Honestly, theres thread after thread after thread on this site which allows posters to call the OPs husband/boyfriend/father a twat, dick, prick, idiot, all number of insults all the time. Its constant. Usually because the poor bloke has forgotten to do something or - gasp - got something wrong or isnt very good at something

And all of a sudden its dreadful to use the phrase big girls blouse (the big doesnt refer to the size of the blouse by the way)

Irishwelshetal · 05/01/2024 07:37

EdinGirl · 05/01/2024 07:33

It is used to call a man weak or cowardly.

It is perpetuating toxic masculinity all whilst using women, femininity, feminine clothing and being plus-sized as an insult.

I understand it just fine, thank you.

It's not "woke" to think that the saying has had its day and there's no place for it nowadays.

It IS a gross thing to say.

Thank you - saves me from having to explain myself.

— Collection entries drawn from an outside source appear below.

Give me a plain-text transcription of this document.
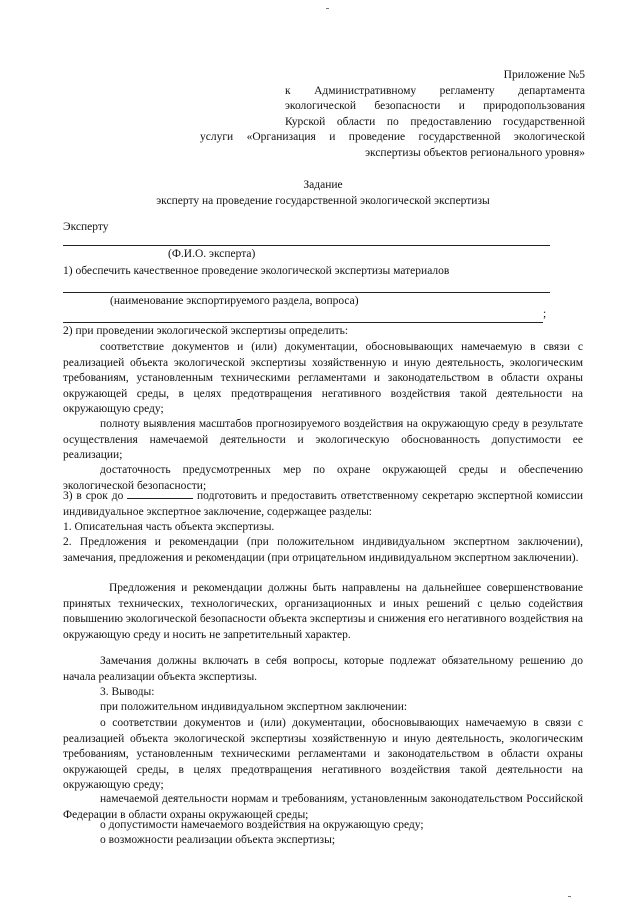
Приложение №5
к Административному регламенту департамента
экологической безопасности и природопользования
Курской области по предоставлению государственной
услуги «Организация и проведение государственной экологической
экспертизы объектов регионального уровня»
Задание
эксперту на проведение государственной экологической экспертизы
Эксперту
(Ф.И.О. эксперта)
1) обеспечить качественное проведение экологической экспертизы материалов
(наименование экспортируемого раздела, вопроса)
;
2) при проведении экологической экспертизы определить:
соответствие документов и (или) документации, обосновывающих намечаемую в связи с реализацией объекта экологической экспертизы хозяйственную и иную деятельность, экологическим требованиям, установленным техническими регламентами и законодательством в области охраны окружающей среды, в целях предотвращения негативного воздействия такой деятельности на окружающую среду;
полноту выявления масштабов прогнозируемого воздействия на окружающую среду в результате осуществления намечаемой деятельности и экологическую обоснованность допустимости ее реализации;
достаточность предусмотренных мер по охране окружающей среды и обеспечению экологической безопасности;
3) в срок до	подготовить и предоставить ответственному секретарю экспертной комиссии индивидуальное экспертное заключение, содержащее разделы:
1. Описательная часть объекта экспертизы.
2. Предложения и рекомендации (при положительном индивидуальном экспертном заключении), замечания, предложения и рекомендации (при отрицательном индивидуальном экспертном заключении).
Предложения и рекомендации должны быть направлены на дальнейшее совершенствование принятых технических, технологических, организационных и иных решений с целью содействия повышению экологической безопасности объекта экспертизы и снижения его негативного воздействия на окружающую среду и носить не запретительный характер.
Замечания должны включать в себя вопросы, которые подлежат обязательному решению до начала реализации объекта экспертизы.
3. Выводы:
при положительном индивидуальном экспертном заключении:
о соответствии документов и (или) документации, обосновывающих намечаемую в связи с реализацией объекта экологической экспертизы хозяйственную и иную деятельность, экологическим требованиям, установленным техническими регламентами и законодательством в области охраны окружающей среды, в целях предотвращения негативного воздействия такой деятельности на окружающую среду;
намечаемой деятельности нормам и требованиям, установленным законодательством Российской Федерации в области охраны окружающей среды;
о допустимости намечаемого воздействия на окружающую среду;
о возможности реализации объекта экспертизы;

@quisensoucie I suggest you refrain from calling me ignorant again

EdinGirl · 05/01/2024 07:37

Thementalloadisreal · 05/01/2024 01:16

Doesn’t “a big girl’s blouse” imply flimsiness of the blouse, not the girl.

Then why isn't the saying "you're being a blouse".

No... It is implying that being feminine and a woman AND plus sized is bad and weak.

soupfiend · 05/01/2024 07:41

Brefugee · 05/01/2024 07:10

I'm ex army as is my DH and approx 30,000 of my family (i may be slightly exaggerating there)

none of them, nor any of my ex-army mates, have hissy fits about wet washing, cold feet, rubbed heels or anything. and if any of us complained about it they would a) have the piss ripped out of them and then b) told to find the solution (so from doing the washing yourself so you know where it is and that it gets dried to pissing in your boots and then putting them on wet to prevent blisters)

But i do think there is an issue here about the way OP talks about her DH. Nasty.

(I'm not keen on the phrase in the title of this, because despite protestations to the contrary, the way people perceive it is that it's against big girls, rather than the blouses)

Isnt this contradictory?

You refer to 'hissy fits' and then say that if there were such behaviour the person would have the piss ripped out of them

Which is what the OP has done, yet you say she is being nasty about her husband.

Redburnett · 05/01/2024 07:42

Tell him to take a daily antihistamine if he is allergic, which sounds unlikely unless you are overusing biological detergent.